Cathy noticed the change in my breathing and rushed in the bathroom. “Are you pushing?” She asked. I nodded. “Don’t push!” she ordered. “Breathe deeply.” I did. “Do you want to have the baby here? We can deliver you here on the toilet.” I shook my head. “Let me check you,” she said as I raised myself up so she could. “You are complete. This baby is here. Do you want to go into the bedroom?” I said I wanted to go back to the water. So with that we got my pants off, Dale grabbed one arm and she grabbed the other and we ran down the hall, through the kitchen (with everyone still eating breakfast) and into the great room. I jumped into the pool and with the next contraction heard, “There’s the head! . . . There’s the body! . . . It’s a girl!”
She was lifted from the water as everyone began to grasp what had just happened. I had been leaning on the side of the pool to push so I had to get turned around so that I could hold her. As I settled in I told Isaac that he could leave if he was uncomfortable seeing me. At first he was but soon he was at the pool loving and admiring his new sister with everyone else.

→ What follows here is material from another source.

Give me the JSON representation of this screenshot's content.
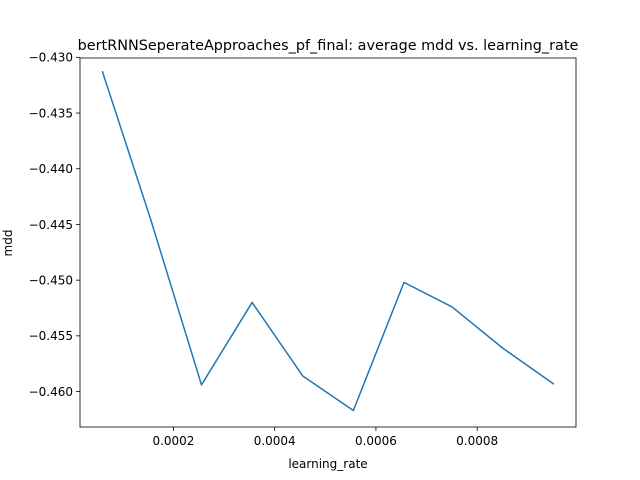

The baby and I were pretty much covered with towels to keep up warm while we waited for the placenta.
It was such a beautiful moment to have all my children gathered round me as we welcomed this new little one into our life. Esther, as we would choose to name her, was not interested in nursing right off but rather wanted to just look up at everyone. Dale commented that it was as if she was thinking, “I recognize your voice, and your voice, and your voice . . . “ She would look deeply at each person and then turn to another. She was so alert and aware. She was already trying to use her neck and take it all in.
This moment, of her being surrounded and supported by the many people who love her was such a healing moment for me. It was so unlike my own birth and kind of an emotional “do-over” per se. I’ve wondered if my own birth experience is what so deeply motivates me to create a different experience for my own children. Is that why I insist on a peaceful, loving home birth even though it hurts? It’s after the birth that I remember why I love to birth at home: the peace, serenity and pace of allowing that occurs is unlike anything I’ve seen in a hospital birth. I love it.
Thus, we welcomed Esther Noelle Pelo Allred on May 26th, 2012 at 7:55 a.m. She weighed in at 7 lb. 10 oz. and was 22 inches long. It looks like she’ll have blue eyes and auburn hair. She is peaceful and oh so loved by all.